Подобные утверждения Руссо вызвали полемику. Автора трактата спросили, неужели он и в самом деле полагает, что развитие наук и искусств способствовало ухудшению нравов и что всё зло таится именно в них? Руссо на это ответил: «Я не знаю, в чём источник зла, но знаю, что развитие наук и искусств этому злу способствует…»

«В то время как Правительство и Законы обеспечивают безопасность и благополучие объединившихся людей, Науки, Литература и Искусства – менее деспотичные, но, быть может, более могущественные, – покрывают гирляндами цветов железные цепи, коими опутаны эти люди; подавляют в них чувство той исконной свободы, для которой они, казалось бы, рождены; заставляют их любить своё рабское состояние и превращают их в то, что называется цивилизованными народами». Этот трактат 1750-го года сделал Руссо знаменитым.

А в 55-ом году Руссо написал свой второй трактат, тоже для участия в конкурсе. В нём он дал ответ на вопрос: в чём источник зла? Этот трактат назывался «Рассуждение о происхождении и основаниях неравенства между людьми». Руссо попытался проникнуть в противоречия исторического процесса, чтобы понять, «какое сцепление чудес привело к тому, что сильный согласился служить слабому». Здесь, собственно, идеи Руссо сформировались окончательно.

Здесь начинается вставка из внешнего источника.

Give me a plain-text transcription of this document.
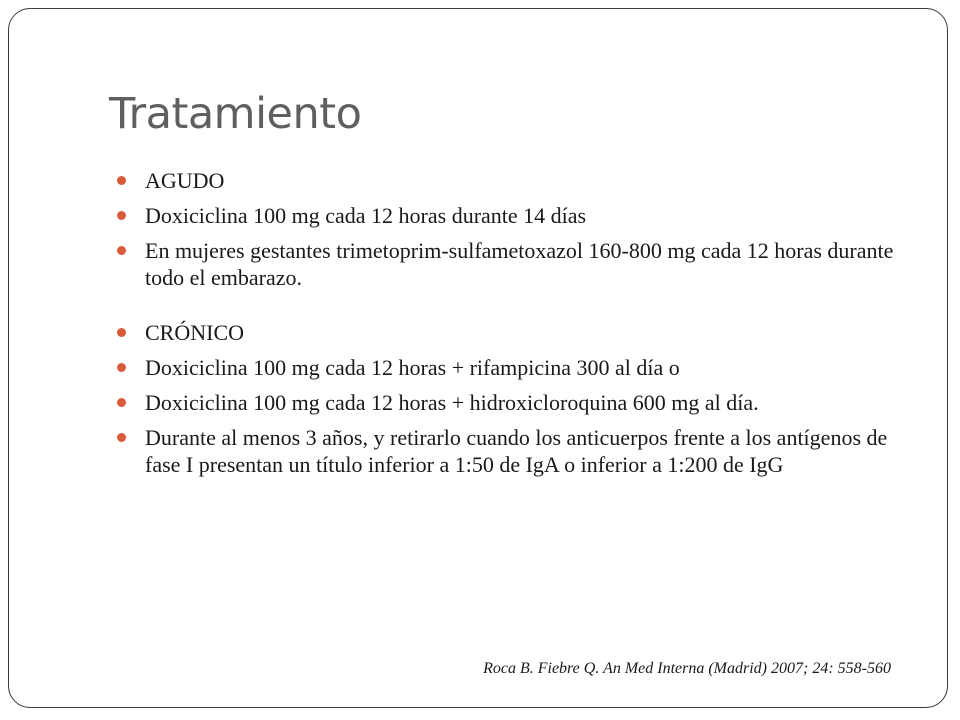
Tratamiento
AGUDO
Doxiciclina 100 mg cada 12 horas durante 14 días
En mujeres gestantes trimetoprim-sulfametoxazol 160-800 mg cada 12 horas durante todo el embarazo.
CRÓNICO
Doxiciclina 100 mg cada 12 horas + rifampicina 300 al día o
Doxiciclina 100 mg cada 12 horas + hidroxicloroquina 600 mg al día.
Durante al menos 3 años, y retirarlo cuando los anticuerpos frente a los antígenos de fase I presentan un título inferior a 1:50 de IgA o inferior a 1:200 de IgG
Roca B. Fiebre Q. An Med Interna (Madrid) 2007; 24: 558-560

По его мнению, наиболее счастливым периодом в истории человечества было естественное состояние, которое Руссо представлял как существование одинокого охотника и рыболова, не знающего общества и цивилизации. Первобытный человек жил в гармонии с природой, находя в ней всё необходимое. Его отличала от животных только свободная воля и способность к самосовершенствованию. Постепенно развиваясь, люди сами подготовили почву для возникновения неравенства. «С тех пор, как одни люди начали плавить и ковать железо,– пишет Руссо,– другие должны были кормить их».

Однако по природе своей человек добр – вот главное заключение Руссо.

Хочу сразу сделать одно уточнение, потому что без этого вообще ничего не понять. Рассуждая о природе, Руссо имеет в виду не биологию. Это у нас сейчас под природой подразумевается прежде всего биологическое в человеке, сближающее его с животным. Руссо же имеет в виду антропологию, а это – человеческая природа. Это не биологический, а антропологический взгляд. Руссо никак не подчеркивает животное начало в человеке. Он считает, что человеческая природа это антропология, а не биология. Конечно, в основе человеческого поведения лежит то, что объединяет его с животным миром, прежде всего – инстинкт самосохранения. Каждое живое существо стремится сохранить себя, это свойственно и животному и человеку.

Исходя из этого положения, английский философ ХVII века Т. Гоббс утверждал, что «естественное состояние» являлось, в сущности, борьбой всех против всех, подтверждавшей принцип «человек человеку волк», и что именно эта «всеобщая борьба», по его выражению, и создала потребность в общественном и государственном устройстве, призванном обуздать столкновения между отдельными индивидуумами. Такова концепция Гоббса.